Since the Reserve Bank of India is responsible for formulating the monetary policy of the country which includes controlling money supply, taking the regulation of the payments system out of its purview is a serious abridgement of its powers. It is also a potential source of much confusion with the possibility of multiple institutions, all dealing with money or money substitutes, acting at cross purposes. Besides, if there are multiple institutions then it also becomes difficult to pin down the blame for mismanagement on any single one of them. Social control over the monetary management of the economy becomes that much more difficult to exercise if there are multiple agencies tasked with the responsibility for such management.
There is a further consideration here. The payments system creates instruments which, while being money-substitutes, also differ from money in a crucial way. While credit card payments are made to commodity sellers, including even to small shop-keepers, they are not made in the case of wages and salaries. In other words in no country of the world is the commodity labour-power paid through credit cards. Hence as the volume of card payments increases, the net debt of the household sector to the world of business on account of card payments becomes higher at any given moment of time. The regulation of the size of this net debt of the card-holding households relative to the incomes of such households becomes necessary. This is because the banking system, through which such debt is mediated, especially in India where the payments system is bank-dominated, will otherwise become subject to unbearable stress.
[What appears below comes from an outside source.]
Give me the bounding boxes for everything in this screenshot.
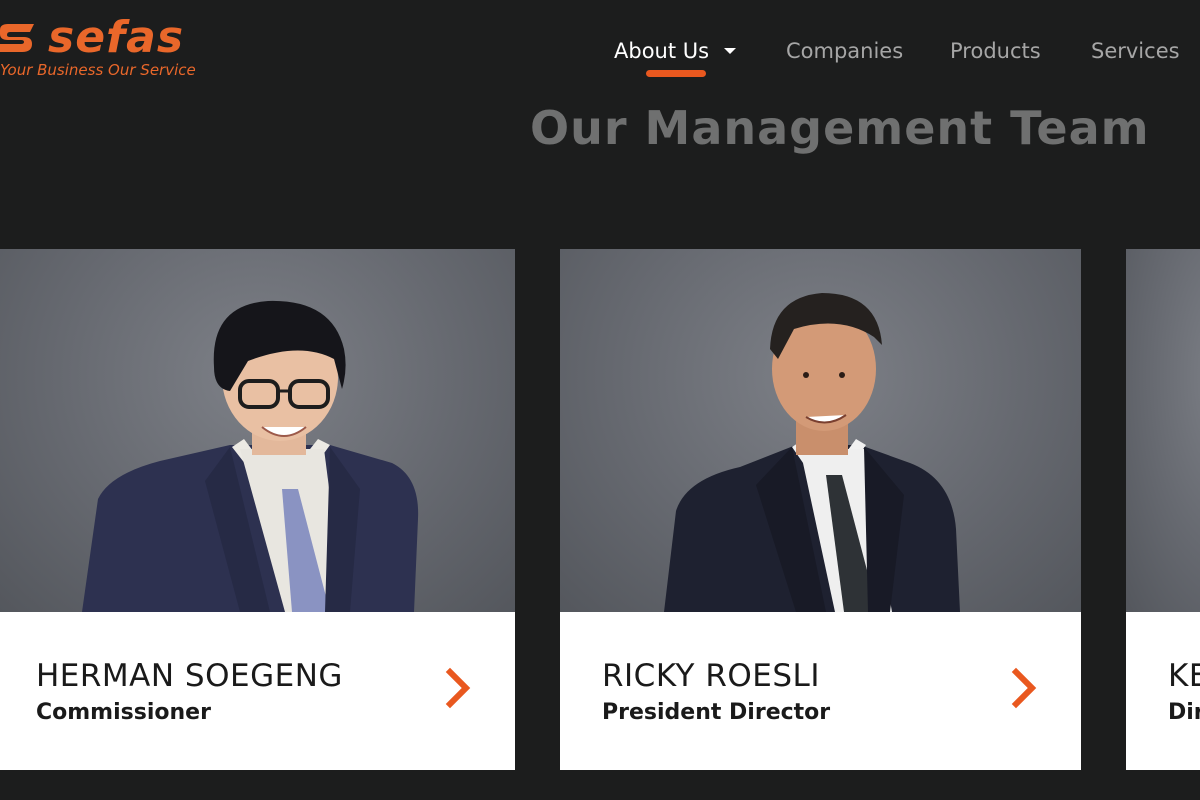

If such regulation is not maintained then banks will get saddled with huge non-performing assets which would undermine their viability. And, what is more, any bank failure on this score would mean a loss for non-card-holding poor households with bank deposits owing to the profligacy of the card-holding relatively more affluent households.
Such regulation however will have to be exercised over banks, curbing their over-enthusiasm to give loans to card holders, imposing controls on card limits, calibrating the link of such limits to the outstanding debt on account of cards etc. The proposed Payments Regulatory Board, if it is to be effective, will therefore need to have jurisdiction over the banking system. But regulating banks is the job of the Reserve Bank of India, so that a separate PRB will either poach into the RBI’s jurisdiction or subject banks to multiple regulations creating much confusion.
Thus whichever way we look at it, the BJP government’s proposal is an absurd one which will subvert the Central Bank’s authority and create much confusion in the monetary management of the economy. Indeed, as the dissenting note by the RBI representative points out, regulation of the payments system by the Central Bank is the dominant international model. The BJP government, by departing from it for no palpable reason other than perhaps a desire to cut the RBI down to size, will only create mayhem. But then that is what this government, with such “achievements” as demonetisation and GST to its “credit”, has made a habit of creating.